Luke was the co-chair of the education committee planning Liberation 75 to mark three-quarters of a century since the end of the Holocaust. The three-day international gathering of Holocaust survivors and their descendants as well as educators scheduled to take place at the Metro Toronto Convention Centre from May 31 to June 2 was cancelled because of the COVID-19 pandemic.

An exceptional teacher, said Manar Zaky who graduated last year and is enrolled in Western University Medical Sciences program, has a very significant and lifelong impact on all of their students.

“For me, that teacher is Ms. Luke,” she said. “Not only does she constantly radiate positive energy in the school environment, but she also truly cares about the well-being of her students beyond the school doors. She has been and will continue to be one of the most influential teachers in my life.”

Mackenzie Almeida-Maciocia, a first-year student at Simon Fraser University in British Columbia, agreed.

“It is unusual to find a teacher that changes your life forever,” said the soccer player who is majoring in English and Social Sciences. “However, Ms. Luke is one of those teachers. She taught me how to write a strong essay, how to engage my audience and, most importantly, the beauty and significance of language. I can say without a doubt that I wouldn’t be the ‘English-loving’ student I am today without Ms. Luke.”

The outstanding educator collaborated with Indigenous residential school survivor, Theodore Fontaine, to write a high school play based on his memoir, ‘Broken Circle’, and created a unit plan package for teachers to guide students in writing and performing scripts about mental health.

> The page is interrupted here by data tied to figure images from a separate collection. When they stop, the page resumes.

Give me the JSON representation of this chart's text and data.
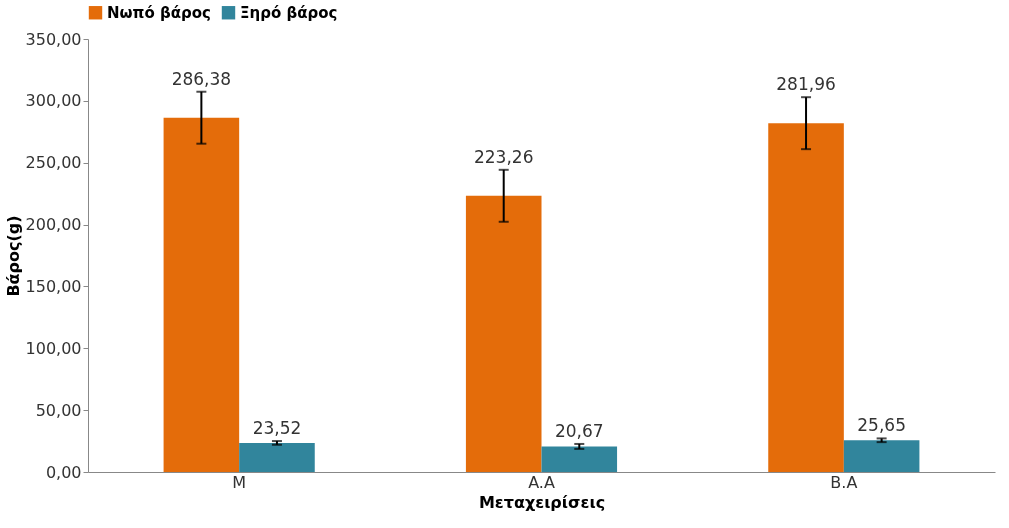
{
  "chart_data": {
    "type": "bar",
    "xlabel": "Μεταχειρίσεις",
    "ylabel": "Βάρος(g)",
    "categories": [
      "M",
      "A.A",
      "B.A"
    ],
    "series": [
      {
        "name": "Νωπό βάρος",
        "color": "#e46c0a",
        "values": [
          286.38,
          223.26,
          281.96
        ],
        "errors": [
          21,
          21,
          21
        ],
        "value_labels": [
          "286,38",
          "223,26",
          "281,96"
        ]
      },
      {
        "name": "Ξηρό βάρος",
        "color": "#31859c",
        "values": [
          23.52,
          20.67,
          25.65
        ],
        "errors": [
          1.5,
          2,
          1.5
        ],
        "value_labels": [
          "23,52",
          "20,67",
          "25,65"
        ]
      }
    ],
    "ylim": [
      0,
      350
    ],
    "yticks": [
      {
        "value": 0,
        "label": "0,00"
      },
      {
        "value": 50,
        "label": "50,00"
      },
      {
        "value": 100,
        "label": "100,00"
      },
      {
        "value": 150,
        "label": "150,00"
      },
      {
        "value": 200,
        "label": "200,00"
      },
      {
        "value": 250,
        "label": "250,00"
      },
      {
        "value": 300,
        "label": "300,00"
      },
      {
        "value": 350,
        "label": "350,00"
      }
    ],
    "grid": false,
    "legend": "top"
  }
}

She also founded the Ambassadors for Change Club that allows students to take part in social-justice related forums and partnered with Raptors 905 to offer under-served youths the opportunity to earn their mandatory 40 hours of community service as team attendants for the basketball team.

“Her work with under-served and marginalized youths has helped many realize their potential and to succeed,” added Wang-Martin. “Rachel is an inspiration and role model of teaching excellence.”